Performing Arts: Xanadu


Skating silliness
Xanadu
Performed April 27-May 2 at
Bob Carr Performing Arts Centre

Once every great while, there comes a Broadway show that can open your mind, dazzle your eyes and fill your heart with wonder. Xanadu was not that show. In fact, Xanadu might possibly hail from the same mirror universe as the goatee-sporting Evil Spock.

Xanadu, which recently finished its local run as part of the Fairwind's Broadway Across America-Orlando series, tells the semi-epic tale of Sonny Malone (Max Von Essen), a circa-1980 chalk mural artist scratching out an existence in Venice Beach. Sonny's got a bitchin' headband and a burning desire to build an edifice unifying artistry and athletics (aka a "roller disco"); he just lacks the bread and balls to fulfill his vision.

Enter the nine muses of ancient Greek mythology, tasked with spurring human creativity. Their leader, Clio, cleverly disguises herself as mortal "Kira" by wearing leg warmers, a pair of roller skates and an Aussie accent. Kira inspires Sonny to team up with Danny Maguire (Larry Marshall), an elderly musician-turned-magnate with whom she once had a dalliance. But the demigod gets detoured when her sabotaging sisters Melpomene (Natasha Yvette Williams) and Calliope (Annie Golden) curse Kira into violating the muse must-not: Don't fall in love with a mortal. Kira gets stuck on Sonny's short-shorts, and pretty soon she's warbling on winged horseback (like an airbrushed T-shirt come to life) straight into an Olympian rumble of Harryhausen proportions.

If all this sounds oddly familiar, you must be a victim of the very worst of '80s cinema. Xanadu is a stage adaptation of the 1980 Olivia Newton-John film of the same name, which spawned five hits by Newton-John and Electric Light Orchestra. ELO fans can look forward to hearing "Evil Women" and "Strange Magic" butchered into eardrum-breaking burlesques; group songs like "I'm Alive" are plagued by pitchy harmonies.

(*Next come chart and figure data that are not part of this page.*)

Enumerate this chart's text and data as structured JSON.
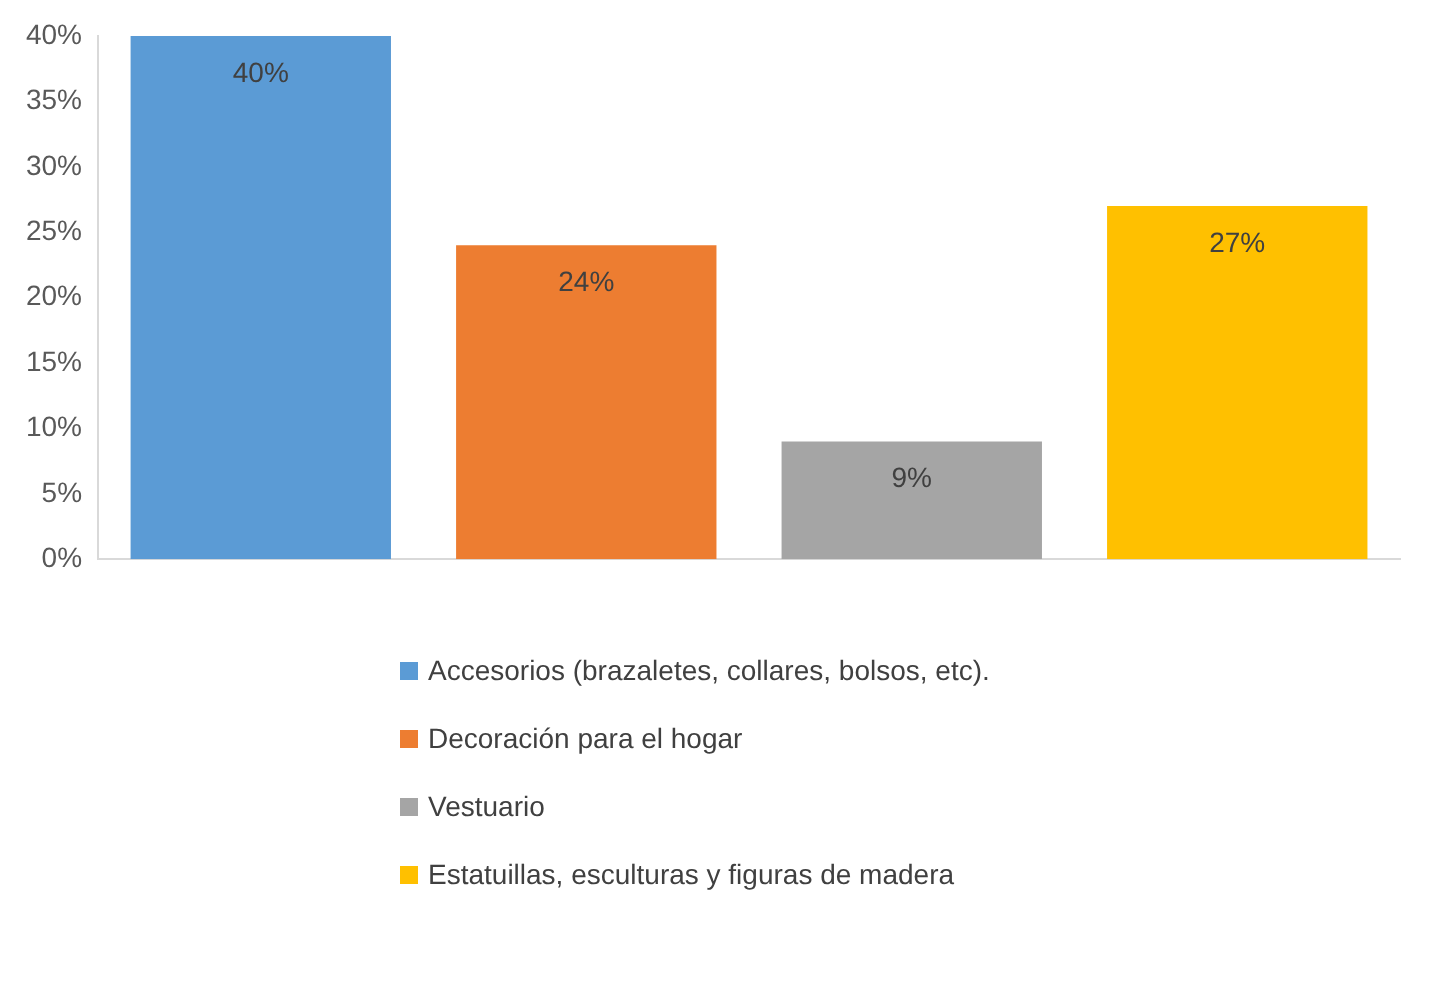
{
  "chart_data": {
    "type": "bar",
    "categories": [
      null,
      null,
      null,
      null
    ],
    "series": [
      {
        "name": "Accesorios (brazaletes, collares, bolsos, etc).",
        "color": "#5b9bd5",
        "values": [
          40,
          null,
          null,
          null
        ],
        "value_labels": [
          "40%",
          null,
          null,
          null
        ]
      },
      {
        "name": "Decoración para el hogar",
        "color": "#ed7d31",
        "values": [
          null,
          24,
          null,
          null
        ],
        "value_labels": [
          null,
          "24%",
          null,
          null
        ]
      },
      {
        "name": "Vestuario",
        "color": "#a5a5a5",
        "values": [
          null,
          null,
          9,
          null
        ],
        "value_labels": [
          null,
          null,
          "9%",
          null
        ]
      },
      {
        "name": "Estatuillas, esculturas  y figuras de madera",
        "color": "#ffc000",
        "values": [
          null,
          null,
          null,
          27
        ],
        "value_labels": [
          null,
          null,
          null,
          "27%"
        ]
      }
    ],
    "ylim": [
      0,
      40
    ],
    "yticks": [
      {
        "value": 0,
        "label": "0%"
      },
      {
        "value": 5,
        "label": "5%"
      },
      {
        "value": 10,
        "label": "10%"
      },
      {
        "value": 15,
        "label": "15%"
      },
      {
        "value": 20,
        "label": "20%"
      },
      {
        "value": 25,
        "label": "25%"
      },
      {
        "value": 30,
        "label": "30%"
      },
      {
        "value": 35,
        "label": "35%"
      },
      {
        "value": 40,
        "label": "40%"
      }
    ],
    "grid": false,
    "legend": "bottom"
  }
}
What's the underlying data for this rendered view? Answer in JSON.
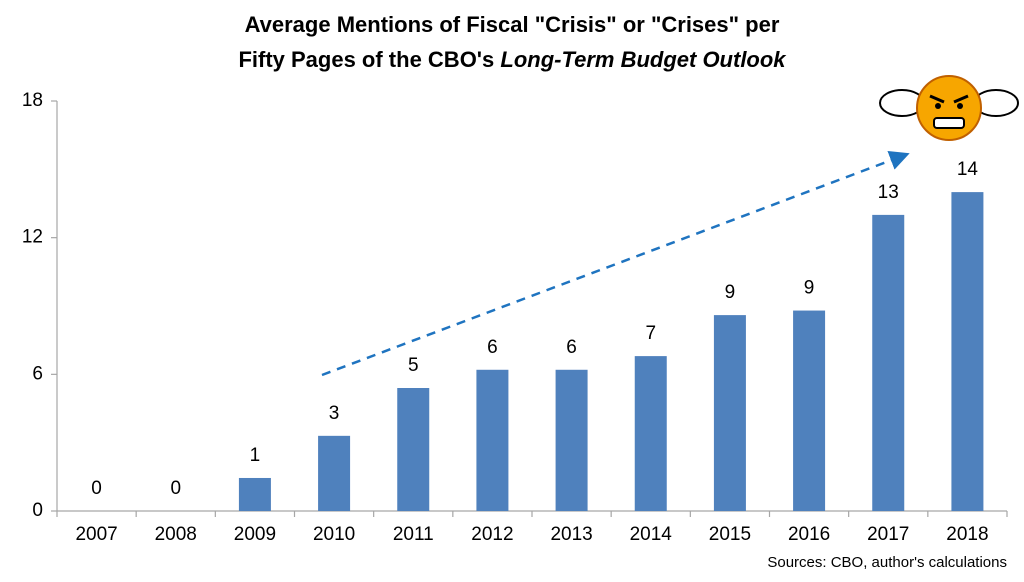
{
  "chart_data": {
    "type": "bar",
    "title": [
      "Average Mentions of Fiscal \"Crisis\" or \"Crises\" per",
      "Fifty Pages of the CBO's ",
      "Long-Term Budget Outlook"
    ],
    "categories": [
      "2007",
      "2008",
      "2009",
      "2010",
      "2011",
      "2012",
      "2013",
      "2014",
      "2015",
      "2016",
      "2017",
      "2018"
    ],
    "values": [
      0,
      0,
      1.45,
      3.3,
      5.4,
      6.2,
      6.2,
      6.8,
      8.6,
      8.8,
      13.0,
      14.0
    ],
    "value_labels": [
      "0",
      "0",
      "1",
      "3",
      "5",
      "6",
      "6",
      "7",
      "9",
      "9",
      "13",
      "14"
    ],
    "color": "#4f81bd",
    "label_color": "#1f74c0",
    "ylim": [
      0,
      18
    ],
    "yticks": [
      0,
      6,
      12,
      18
    ],
    "grid": false,
    "note": "Sources: CBO, author's calculations"
  }
}
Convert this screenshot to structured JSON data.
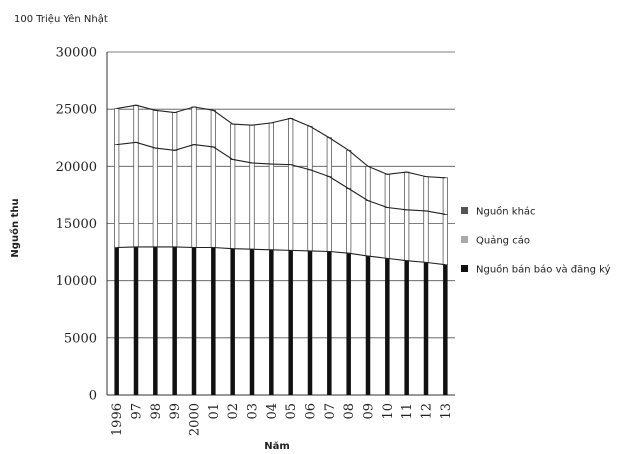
{
  "chart_data": {
    "type": "bar",
    "stacked": true,
    "unit_label": "100 Triệu Yên Nhật",
    "ylabel": "Nguồn thu",
    "xlabel": "Năm",
    "ylim": [
      0,
      30000
    ],
    "yticks": [
      0,
      5000,
      10000,
      15000,
      20000,
      25000,
      30000
    ],
    "categories": [
      "1996",
      "97",
      "98",
      "99",
      "2000",
      "01",
      "02",
      "03",
      "04",
      "05",
      "06",
      "07",
      "08",
      "09",
      "10",
      "11",
      "12",
      "13"
    ],
    "series": [
      {
        "name": "Nguồn bán báo và đăng ký",
        "color": "#111111",
        "values": [
          12900,
          12950,
          12950,
          12950,
          12900,
          12900,
          12800,
          12750,
          12700,
          12650,
          12600,
          12550,
          12400,
          12150,
          11950,
          11750,
          11600,
          11400
        ]
      },
      {
        "name": "Quảng cáo",
        "color": "#ffffff",
        "values": [
          9000,
          9150,
          8650,
          8450,
          9000,
          8800,
          7800,
          7550,
          7500,
          7500,
          7100,
          6550,
          5650,
          4850,
          4450,
          4450,
          4500,
          4400
        ]
      },
      {
        "name": "Nguồn khác",
        "color": "#ffffff",
        "values": [
          3150,
          3250,
          3300,
          3300,
          3300,
          3200,
          3100,
          3300,
          3600,
          4050,
          3800,
          3400,
          3350,
          3000,
          2900,
          3300,
          3000,
          3200
        ]
      }
    ],
    "totals": [
      25050,
      25350,
      24900,
      24700,
      25200,
      24900,
      23700,
      23600,
      23800,
      24200,
      23500,
      22500,
      21400,
      20000,
      19300,
      19500,
      19100,
      19000
    ],
    "legend": [
      {
        "name": "Nguồn khác",
        "swatch": "#555555"
      },
      {
        "name": "Quảng cáo",
        "swatch": "#aaaaaa"
      },
      {
        "name": "Nguồn bán báo và đăng ký",
        "swatch": "#111111"
      }
    ],
    "legend_position": "right",
    "grid": true
  }
}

Even roller-skating fans were disappointed. The stage was stuffed with two-dozen lucky audience members, who looked like they were having much more fun than the cast. As a result, the skating floor was reduced to a skimpy oval; it made me distressingly nostalgic for Starlight Express. Sure, the opening-night audience chortled at self-satirizing (and terrifyingly prophetic) lines like "art isn't for the well-educated or intelligent, but for people like you." But they also went crazy for the spinning disco ball, so go figure. I can't write a better review than the one the show gives itself: "Children's theatre for 40-year-old gay people." I may not be in the in-crowd, but I know pandering pablum when I see it. Thank goodness that Xanadu has partied its way out of town, but I'll be out in the parking lot waiting for the next show in the series, Spring Awakening, to arrive on May 18.